(212) The Immunological Landscape of Biliary Atresia: Focus on Th2 and Th17 Profiles

Introduction/Rationale: Our understanding of the underlying causes and immunological mechanisms of biliary atresia remains limited. Hence, the study aimed to investigate the Th2 and Th17 immune profiles and autoimmune features in infants with biliary atresia.

Methods: A comprehensive analysis of immune markers, T and B cell subsets, cytokines, gene expressions, autoantibodies, and serum immunoglobulin levels was conducted in a prospective case-control study, correlating the results with liver histology and immunohistochemistry.

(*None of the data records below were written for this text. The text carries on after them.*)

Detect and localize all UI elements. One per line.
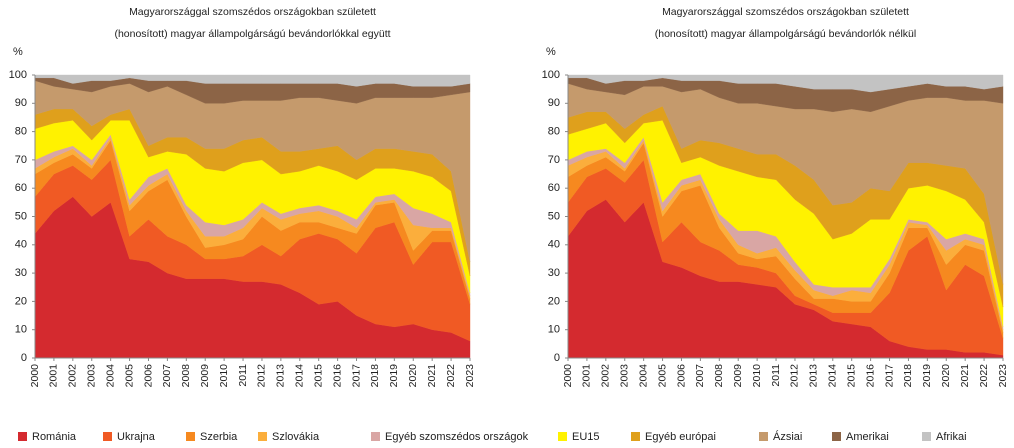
y-tick-label: 30 [15,267,27,279]
x-tick-label: 2007 [694,364,706,388]
x-tick-label: 2006 [142,364,154,388]
legend-swatch [558,432,567,441]
y-tick-label: 70 [15,154,27,166]
y-tick-label: 10 [15,324,27,336]
legend-label: Szerbia [200,431,238,443]
x-tick-label: 2014 [827,364,839,388]
y-tick-label: 90 [15,97,27,109]
legend-swatch [922,432,931,441]
x-tick-label: 2023 [997,364,1009,388]
legend-swatch [759,432,768,441]
legend-label: Egyéb szomszédos országok [385,431,529,443]
x-tick-label: 2009 [199,364,211,388]
x-tick-label: 2014 [294,364,306,388]
x-tick-label: 2021 [426,364,438,388]
y-axis-label: % [546,46,556,58]
y-tick-label: 80 [15,126,27,138]
chart-title: Magyarországgal szomszédos országokban s… [129,6,376,18]
x-tick-label: 2020 [940,364,952,388]
y-tick-label: 30 [548,267,560,279]
x-tick-label: 2011 [770,364,782,387]
legend-label: Egyéb európai [645,431,716,443]
x-tick-label: 2012 [256,364,268,388]
x-tick-label: 2013 [275,364,287,388]
legend-label: Ukrajna [117,431,156,443]
y-tick-label: 20 [15,295,27,307]
y-tick-label: 90 [548,97,560,109]
chart-subtitle: (honosított) magyar állampolgárságú bevá… [114,28,390,40]
x-tick-label: 2008 [180,364,192,388]
x-tick-label: 2019 [921,364,933,388]
x-tick-label: 2017 [883,364,895,388]
x-tick-label: 2003 [619,364,631,388]
legend-label: EU15 [572,431,600,443]
x-tick-label: 2007 [161,364,173,388]
y-tick-label: 100 [9,69,27,81]
x-tick-label: 2020 [407,364,419,388]
x-tick-label: 2016 [864,364,876,388]
x-tick-label: 2008 [713,364,725,388]
legend-swatch [186,432,195,441]
legend-label: Amerikai [846,431,889,443]
x-tick-label: 2006 [675,364,687,388]
y-tick-label: 40 [15,239,27,251]
area [567,74,1004,93]
y-tick-label: 70 [548,154,560,166]
x-tick-label: 2021 [959,364,971,388]
x-tick-label: 2018 [902,364,914,388]
y-tick-label: 0 [21,352,27,364]
x-tick-label: 2012 [789,364,801,388]
x-tick-label: 2015 [312,364,324,388]
legend-label: Afrikai [936,431,967,443]
x-tick-label: 2010 [218,364,230,388]
x-tick-label: 2002 [600,364,612,388]
legend-swatch [18,432,27,441]
x-tick-label: 2017 [350,364,362,388]
x-tick-label: 2004 [637,364,649,388]
legend-label: Szlovákia [272,431,320,443]
x-tick-label: 2001 [581,364,593,388]
y-tick-label: 50 [548,210,560,222]
x-tick-label: 2000 [562,364,574,388]
y-tick-label: 60 [548,182,560,194]
legend-swatch [258,432,267,441]
legend-label: Ázsiai [773,430,802,443]
x-tick-label: 2004 [104,364,116,388]
y-tick-label: 20 [548,295,560,307]
x-tick-label: 2009 [732,364,744,388]
x-tick-label: 2005 [123,364,135,388]
x-tick-label: 2011 [237,364,249,387]
x-tick-label: 2016 [331,364,343,388]
x-tick-label: 2013 [808,364,820,388]
y-tick-label: 50 [15,210,27,222]
area [34,74,471,87]
legend-swatch [832,432,841,441]
legend-swatch [371,432,380,441]
y-tick-label: 40 [548,239,560,251]
y-tick-label: 0 [554,352,560,364]
x-tick-label: 2018 [369,364,381,388]
x-tick-label: 2023 [464,364,476,388]
legend-swatch [631,432,640,441]
legend-swatch [103,432,112,441]
x-tick-label: 2022 [978,364,990,388]
x-tick-label: 2022 [445,364,457,388]
y-tick-label: 80 [548,126,560,138]
chart-subtitle: (honosított) magyar állampolgárságú bevá… [655,28,916,40]
y-tick-label: 60 [15,182,27,194]
legend-label: Románia [32,431,77,443]
y-tick-label: 10 [548,324,560,336]
y-axis-label: % [13,46,23,58]
x-tick-label: 2005 [656,364,668,388]
x-tick-label: 2002 [67,364,79,388]
x-tick-label: 2001 [48,364,60,388]
x-tick-label: 2003 [86,364,98,388]
y-tick-label: 100 [542,69,560,81]
x-tick-label: 2000 [29,364,41,388]
x-tick-label: 2015 [845,364,857,388]
x-tick-label: 2019 [388,364,400,388]
x-tick-label: 2010 [751,364,763,388]
chart-title: Magyarországgal szomszédos országokban s… [662,6,909,18]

Results: A heightened surface expression of costimulatory molecules (CD40/CD40L and ICOS), increased plasma B cell percentages, and raised IgA and IgG levels were observed. Plasma cytokines, i.e., IL-2, IL-4, IL-6, IL-10, IL-17, TNF, and IFNγ, were significantly elevated with four-fold higher expression of RORγt compared to FOXP3 in all patients. Liver histology displayed characteristic features of BA with dense lymphoplasmacytic infiltrate comprising CD3+ T and CD20+ B cells around portal tracts and weak positivity for autoantigens and autoantibodies.

Conclusion: The presence of Th1/Th2 imbalance and Th17 immune response, characterised by an imbalance in proinflammatory gene expression, heightened secretion of cytokines, overactivation, and expansion of lymphocytes, along with the detection of autoantibodies, collectively point to immune-mediated mechanisms playing a notable role in the progression of biliary atresia.